Nachruf Prof. Dr.-Ing. Dietrich Stein
26.08.2024
In tiefer Trauer geben wir bekannt, dass unser Gründer und Gesellschafter Prof. Dr.-Ing. Dietrich Stein im Alter von 85 Jahren verstorben ist.
Es ist seiner visionären Kraft, seinem ingenieurmäßigen Genius und seinem unerschütterlichen Glauben an die Bedeutung des eigenen Handelns zu verdanken, dass er sich nicht an Leit- und Lehrmeinungen hielt, sondern die Dinge hinterfragte, um sie für die Gesellschaft zu verbessern. Er war derjenige, der auf den besorgniserregenden Zustand der Kanalisationsnetze aufmerksam machte und gegen erhebliche politische und akademische Widerstände in die Öffentlichkeit brachte. Siehe auch „Ursachen von Undichtigkeiten und Möglichkeiten ihrer Behebung", Quelle: Bericht der Abwassertechnische Vereinigung e.V. No.37 (1986).
Sein Erfolg, die Bedeutung von Einrichtungen zur Abwassersammlung und Abwasserableitung für den Umwelt- und Gewässerschutz genauso wie für die Sicherheit der Funktionsfähigkeit der modernen Industriegesellschaft in den Blickpunkt der Öffentlichkeit zu stellen, bildete die Grundlage für die Entwicklung eines heute Milliarden schweren Dienstleistungsbereiches für die Instandhaltung von Kanalisationen. Die Überwindung der vielen Skeptiker und der Aufbau dieser Branche gelang durch eine akademische Lebensleistung, die nur als außergewöhnlich betrachtet werden kann. Prof. Stein schuf mit seinen Fachbüchern „Instandhaltung von Kanalisationen“ 1.-4. Auflage, „Der begehbare Leitungsgang“, „Leitungstunnelbau“, „Grabenloser Leitungsbau“, „Horizontal Directional Drilling (HDD)“, 52 Buchbeiträgen, 189 Publikationen, 274 wissenschaftlichen Vorträgen und Hunderten von Studien und Gutachten die Wissens- und Verständnisgrundlage der Branche und ist damit untrennbar mit dem Leitungsbau und der Leitungsinstandhaltung verbunden.

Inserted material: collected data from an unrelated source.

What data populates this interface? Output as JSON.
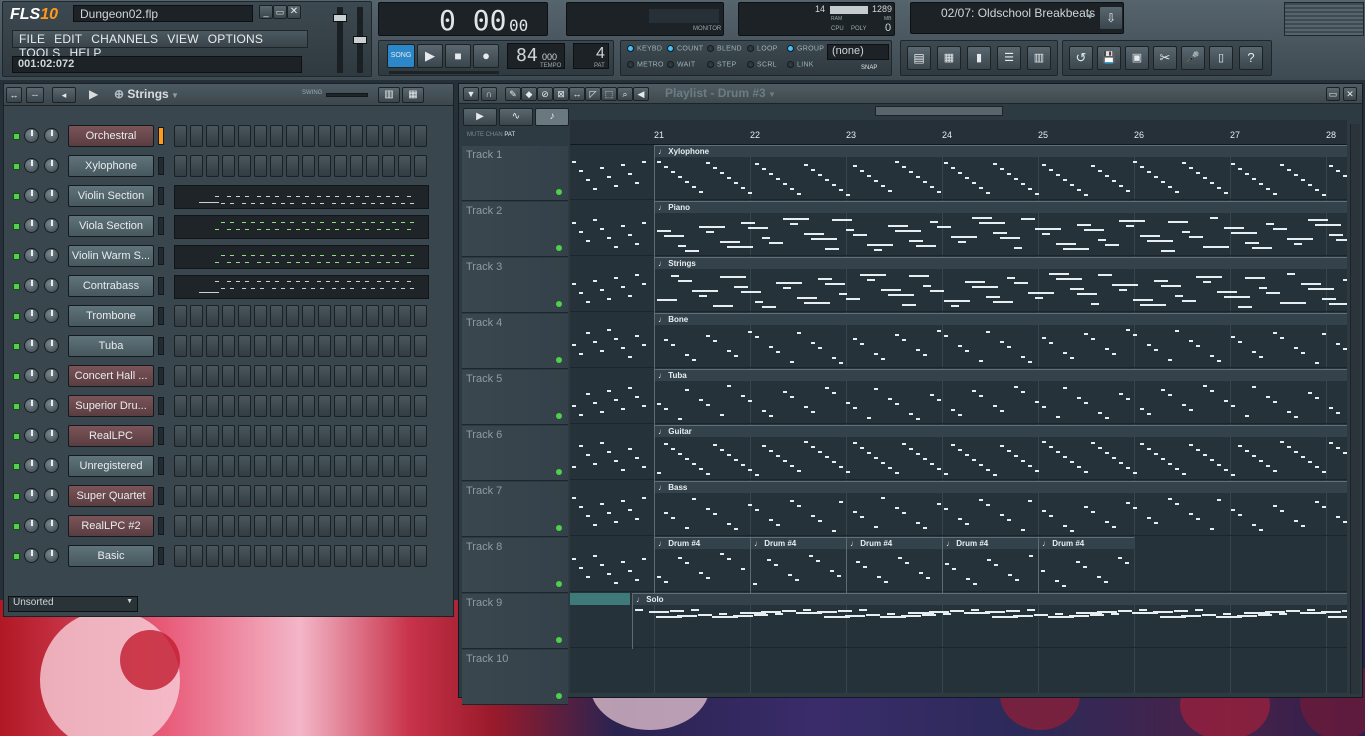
{
  "app": {
    "logo": "FLS",
    "version": "10",
    "project_file": "Dungeon02.flp",
    "song_time": "001:02:072"
  },
  "menu": [
    "FILE",
    "EDIT",
    "CHANNELS",
    "VIEW",
    "OPTIONS",
    "TOOLS",
    "HELP"
  ],
  "transport": {
    "time_display": "0 00",
    "time_sub": "00",
    "song_mode_label": "SONG",
    "tempo_value": "84",
    "tempo_frac": "000",
    "tempo_label": "TEMPO",
    "pattern_value": "4",
    "pattern_label": "PAT",
    "monitor_label": "MONITOR"
  },
  "cpu": {
    "ram_value": "14",
    "polyphony_value": "1289",
    "ram_label": "RAM",
    "cpu_label": "CPU",
    "poly_label": "POLY",
    "mb_label": "MB",
    "poly_count": "0"
  },
  "hint_bar": {
    "text": "02/07: Oldschool Breakbeats"
  },
  "options": [
    {
      "label": "KEYBD",
      "on": true
    },
    {
      "label": "COUNT",
      "on": true
    },
    {
      "label": "BLEND",
      "on": false
    },
    {
      "label": "LOOP",
      "on": false
    },
    {
      "label": "GROUP",
      "on": true
    },
    {
      "label": "METRO",
      "on": false
    },
    {
      "label": "WAIT",
      "on": false
    },
    {
      "label": "STEP",
      "on": false
    },
    {
      "label": "SCRL",
      "on": false
    },
    {
      "label": "LINK",
      "on": false
    }
  ],
  "snap": {
    "value": "(none)",
    "label": "SNAP"
  },
  "channel_rack": {
    "title": "Strings",
    "swing_label": "SWING",
    "filter": "Unsorted",
    "channels": [
      {
        "name": "Orchestral",
        "color": "r",
        "selected": true,
        "roll": false
      },
      {
        "name": "Xylophone",
        "color": "t",
        "selected": false,
        "roll": false
      },
      {
        "name": "Violin Section",
        "color": "t",
        "selected": false,
        "roll": true
      },
      {
        "name": "Viola Section",
        "color": "t",
        "selected": false,
        "roll": true
      },
      {
        "name": "Violin Warm S...",
        "color": "t",
        "selected": false,
        "roll": true
      },
      {
        "name": "Contrabass",
        "color": "t",
        "selected": false,
        "roll": true
      },
      {
        "name": "Trombone",
        "color": "t",
        "selected": false,
        "roll": false
      },
      {
        "name": "Tuba",
        "color": "t",
        "selected": false,
        "roll": false
      },
      {
        "name": "Concert Hall ...",
        "color": "r",
        "selected": false,
        "roll": false
      },
      {
        "name": "Superior Dru...",
        "color": "r",
        "selected": false,
        "roll": false
      },
      {
        "name": "RealLPC",
        "color": "r",
        "selected": false,
        "roll": false
      },
      {
        "name": "Unregistered",
        "color": "t",
        "selected": false,
        "roll": false
      },
      {
        "name": "Super Quartet",
        "color": "r",
        "selected": false,
        "roll": false
      },
      {
        "name": "RealLPC #2",
        "color": "r",
        "selected": false,
        "roll": false
      },
      {
        "name": "Basic",
        "color": "t",
        "selected": false,
        "roll": false
      }
    ]
  },
  "playlist": {
    "title": "Playlist - Drum #3",
    "mode_labels": [
      "MUTE",
      "CHAN",
      "PAT"
    ],
    "bar_numbers": [
      "21",
      "22",
      "23",
      "24",
      "25",
      "26",
      "27",
      "28"
    ],
    "tracks": [
      {
        "name": "Track 1",
        "clips": [
          {
            "label": "Xylophone"
          }
        ]
      },
      {
        "name": "Track 2",
        "clips": [
          {
            "label": "Piano"
          }
        ]
      },
      {
        "name": "Track 3",
        "clips": [
          {
            "label": "Strings"
          }
        ]
      },
      {
        "name": "Track 4",
        "clips": [
          {
            "label": "Bone"
          }
        ]
      },
      {
        "name": "Track 5",
        "clips": [
          {
            "label": "Tuba"
          }
        ]
      },
      {
        "name": "Track 6",
        "clips": [
          {
            "label": "Guitar"
          }
        ]
      },
      {
        "name": "Track 7",
        "clips": [
          {
            "label": "Bass"
          }
        ]
      },
      {
        "name": "Track 8",
        "clips": [
          {
            "label": "Drum #4"
          },
          {
            "label": "Drum #4"
          },
          {
            "label": "Drum #4"
          },
          {
            "label": "Drum #4"
          },
          {
            "label": "Drum #4"
          }
        ]
      },
      {
        "name": "Track 9",
        "clips": [
          {
            "label": "Solo"
          }
        ]
      },
      {
        "name": "Track 10",
        "clips": []
      }
    ]
  }
}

Mit der Einrichtung des Lehr- und Forschungsbereiches „Bau- und Instandhaltung von Ver- und Entsorgungsleitungen“ zunächst mit dem Schwerpunkt „Kanalisationstechnik“ an der Ruhr-Universität Bochum gelang es Prof. Stein erstmalig, diese Disziplin in der Hochschullandschaft der Bundesrepublik Deutschland zu etablieren. Sein diesbezügliches Engagement wurde durch seine Berufung im Jahre 1991 als Universitäts-Professor und Leiter der Arbeitsgruppe „Leitungsbau und Leitungsinstandhaltung“ bestätigt.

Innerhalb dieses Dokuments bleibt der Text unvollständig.